2. Keeping the appropriate food items in the fridge and not everything: You probably refrigerate things you shouldn’t. Likewise, you probably store some things outside, atop your kitchen counter or in your cabinets or in the pantry, that you shouldn’t. All your ground spices, syrups, jellies, jams, pickles, sauces, marinades, cooking oils, fats, ketchups, dips, water based pre-mixes etc. should be refrigerated, even if the label says not to. If you are adamant and still would like to store any of them outside, keep a tab on mould, separation or a rancid smell, to reject these containers immediately. You can store your bananas and other fruits in the fridge to slow down the ripening process and preserve the taste. 

3. Lining the shelves in your fridge with crisper drawers: Crisper drawers prolong the freshness of fresh produce. They have a different level of humidity compared to the rest of the fridge. Aside from being practical, they also add a tinge of personality to the shelves! 

4. Preserving herbs in a freezer tray as ice cubes or frozen butter cubes: you can pour extra-virgin olive oil or melted unsalted butter over your herbs. Cover this up lightly with plastic wrap and freeze overnight. You can remove the frozen cubes and store them in freezer containers or small bags. Label each container or bag with the type of herb and oil to avoid confusion. Alternatively, you can freeze herbs in just water as herb and water cubes to preserve the freshness. The last option is to dry the herbs and powder them. 

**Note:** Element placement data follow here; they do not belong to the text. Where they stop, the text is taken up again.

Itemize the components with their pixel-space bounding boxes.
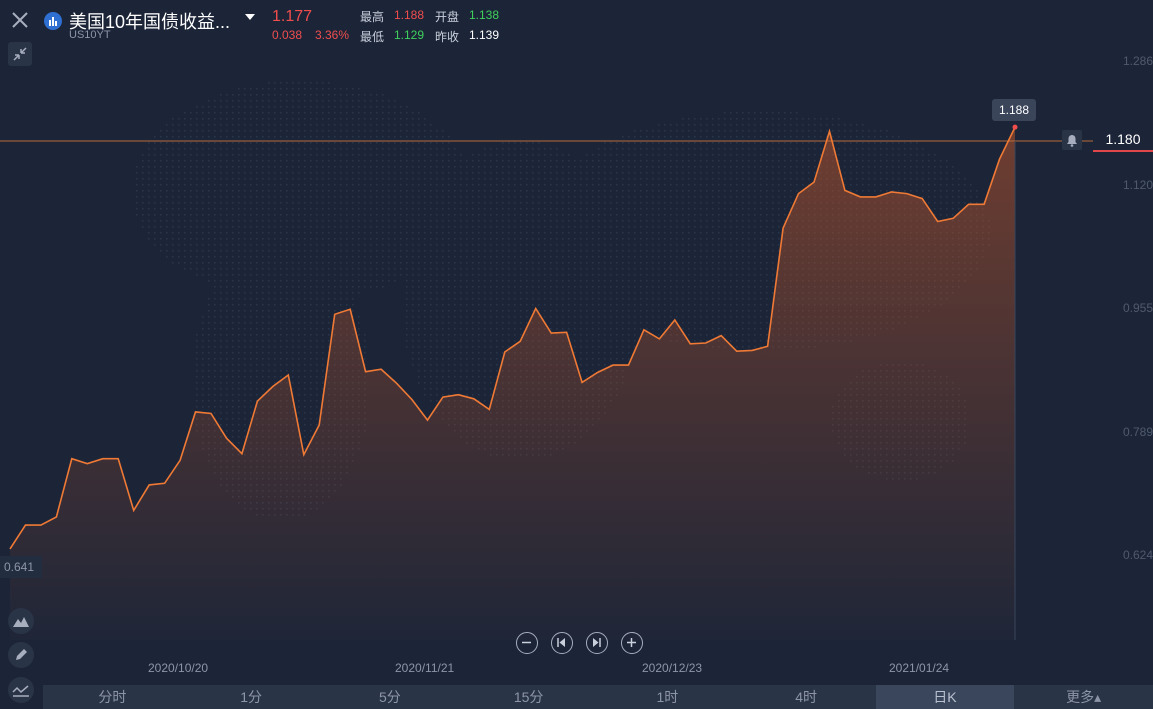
price-chart[interactable] — [0, 0, 1153, 709]
open-label: 开盘 — [435, 10, 460, 24]
bell-icon — [1067, 135, 1077, 147]
zoom-in-button[interactable] — [621, 632, 643, 654]
tab-1min[interactable]: 1分 — [182, 685, 321, 709]
close-icon — [12, 12, 28, 28]
high-label: 最高 — [360, 10, 385, 24]
close-button[interactable] — [8, 8, 32, 32]
price-area-fill — [10, 127, 1015, 640]
mountain-chart-icon — [13, 617, 29, 627]
x-tick-label: 2020/12/23 — [642, 661, 703, 675]
scroll-to-start-button[interactable] — [551, 632, 573, 654]
y-tick-label: 0.955 — [1122, 301, 1153, 315]
prev-close-value: 1.139 — [469, 28, 500, 42]
price-alert-button[interactable] — [1062, 130, 1082, 150]
scroll-to-end-button[interactable] — [586, 632, 608, 654]
low-value: 1.129 — [394, 28, 425, 42]
last-price: 1.177 — [272, 8, 313, 25]
hover-value-tooltip: 1.188 — [992, 99, 1036, 121]
y-tick-label: 1.286 — [1122, 54, 1153, 68]
open-value: 1.138 — [469, 8, 500, 22]
chevron-down-icon[interactable] — [245, 14, 255, 20]
indicator-button[interactable] — [8, 677, 34, 703]
tab-1hour[interactable]: 1时 — [598, 685, 737, 709]
tab-4hour[interactable]: 4时 — [737, 685, 876, 709]
draw-tool-button[interactable] — [8, 642, 34, 668]
price-change: 0.038 — [272, 28, 303, 42]
shrink-icon — [13, 47, 27, 61]
high-value: 1.188 — [394, 8, 425, 22]
collapse-button[interactable] — [8, 42, 32, 66]
min-value-tag: 0.641 — [0, 556, 42, 578]
tab-15min[interactable]: 15分 — [459, 685, 598, 709]
x-tick-label: 2021/01/24 — [889, 661, 950, 675]
zoom-out-button[interactable] — [516, 632, 538, 654]
skip-forward-icon — [593, 638, 601, 647]
hover-point — [1012, 124, 1018, 130]
prev-close-label: 昨收 — [435, 30, 460, 44]
tab-minute-timeline[interactable]: 分时 — [43, 685, 182, 709]
y-tick-label: 0.624 — [1122, 548, 1153, 562]
indicator-icon — [12, 685, 29, 697]
last-price-tag: 1.180 — [1093, 128, 1153, 152]
tab-daily[interactable]: 日K — [875, 685, 1015, 709]
minus-icon — [522, 641, 531, 644]
tab-5min[interactable]: 5分 — [321, 685, 460, 709]
skip-back-icon — [557, 638, 565, 647]
pencil-icon — [16, 649, 27, 660]
x-tick-label: 2020/11/21 — [395, 661, 455, 675]
instrument-code: US10YT — [69, 29, 111, 41]
y-tick-label: 1.120 — [1122, 178, 1153, 192]
y-tick-label: 0.789 — [1122, 425, 1153, 439]
timeframe-tabs: 分时 1分 5分 15分 1时 4时 日K 更多▴ — [43, 685, 1153, 709]
chart-type-button[interactable] — [8, 608, 34, 634]
plus-icon — [627, 638, 636, 647]
bar-chart-icon — [44, 12, 62, 30]
x-tick-label: 2020/10/20 — [148, 661, 209, 675]
tab-more[interactable]: 更多▴ — [1014, 685, 1153, 709]
price-change-percent: 3.36% — [315, 28, 350, 42]
low-label: 最低 — [360, 30, 385, 44]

5. Eating reasonably and deep freezing leftovers in a zip lock bag: Tired if running out of food? A simple quick-cooking technique is cooking extra food and freezing it for future meals. Or, simply prepare food ahead and freeze to enjoy at a later time. A super easy method of freezing foods, including liquids like gravies, soups and stews, is to freeze them in Borosilicate containers or freezer bags. 

6. Storing onions and garlics in stockings! If you have just picked the onions and garlics from your garden, cut off the stems/sprouts and let them dry. Now grab a pair of pantyhose or synthetic stockings and cut the legs separately. Stuff the legs with your roots and knot the top. Hang them up in your kitchen and watch your veggies last longer then ever before!

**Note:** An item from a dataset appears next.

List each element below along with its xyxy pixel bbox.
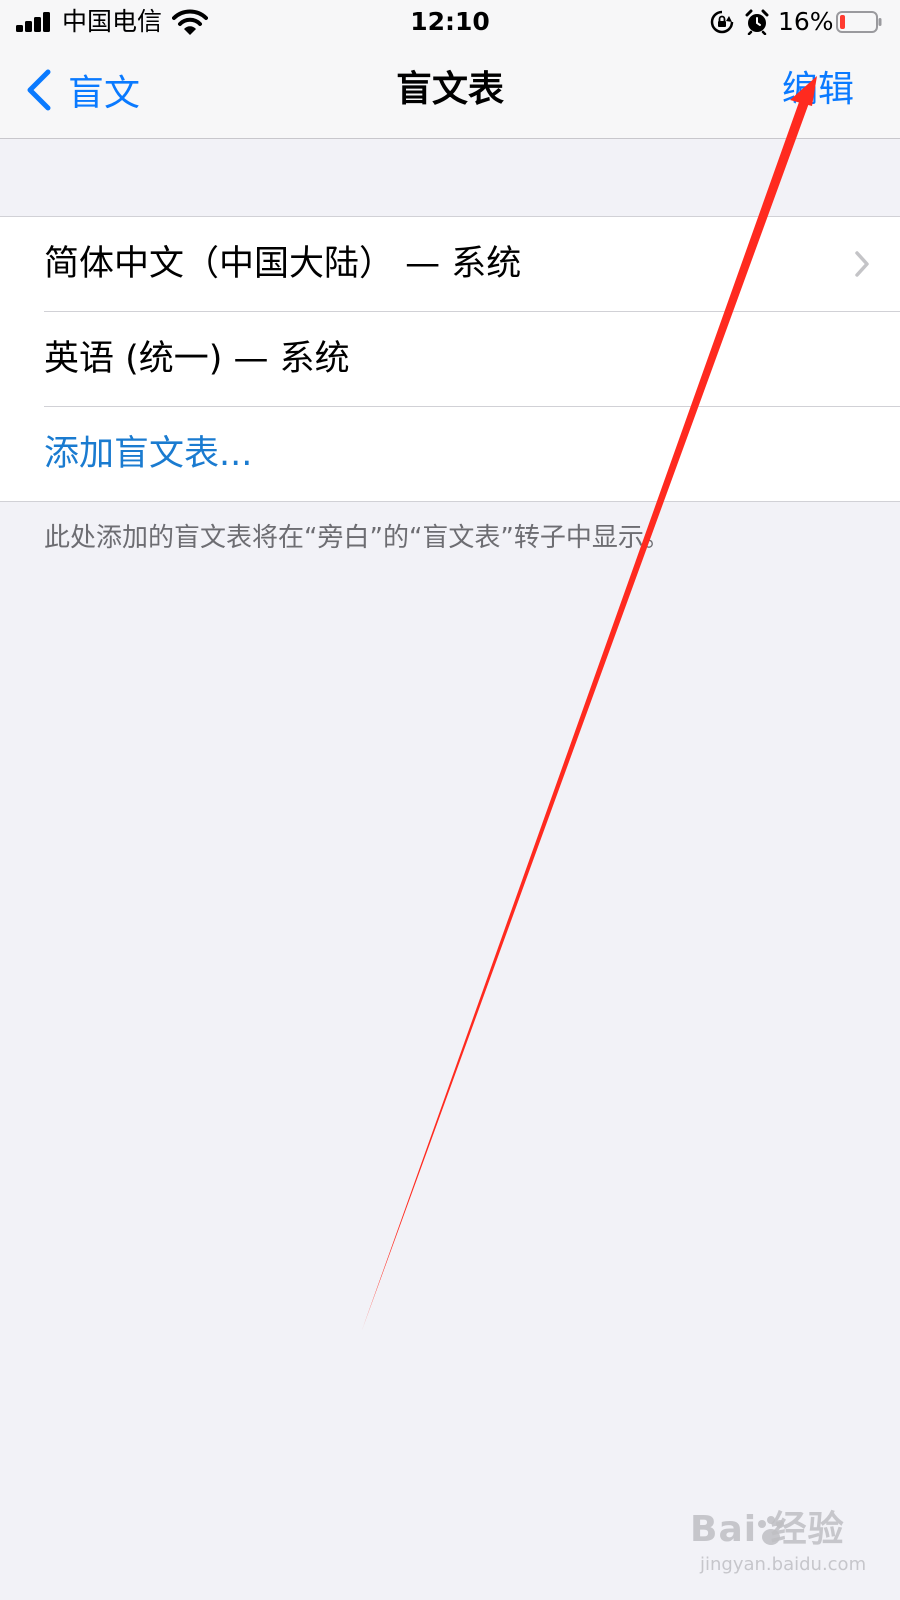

7. Hanging bananas: Bananas begin to ripen as soon as they’re picked from trees. The—ethylene gas begins to release from the stems causing the fruits to ripen. Hanging bananas from a hook makes the gas work slowly and also prevents bruises.

8. Keeping butter in a butter dish: Storing butter incorrectly can spoil it. For instance, exposure to air and light can attract moulds. So keep it in a covered butter dish or butter crock that will protect it from both air and light, at a steady temperature or atleast cool enough to hold its shape, preferably in the fridge.

9. Experimenting with recipes to use every part of vegetables/fruits/meat: To eat healthy and gain complete nutrition, eat every part of a vegetable. Try buying from a local farmer’s market. When it comes to fruits, try them raw first. In the case of herbs, thoroughly wash them in running water and use everything including leaves, stems and even the root for greater flavours. Some vegetables are more palatable when cooked well or roasted, then semi cooked or raw. Try munching new nuts and cooking new legumes and grains to hit the nutritional jackpot! 

10. Starting growing a vegetable garden

It’s never too late to jump into gardening! And nothing’s easier than growing your own vegetables in a pot! It is an incredibly rewarding hobby, so plan and grow your tastiest vegetables ever! You will be amazed by the sweet, juicy flavours and vibrant textures once the produce is ready! 

Hope you find the above tips handy! Happy cooking!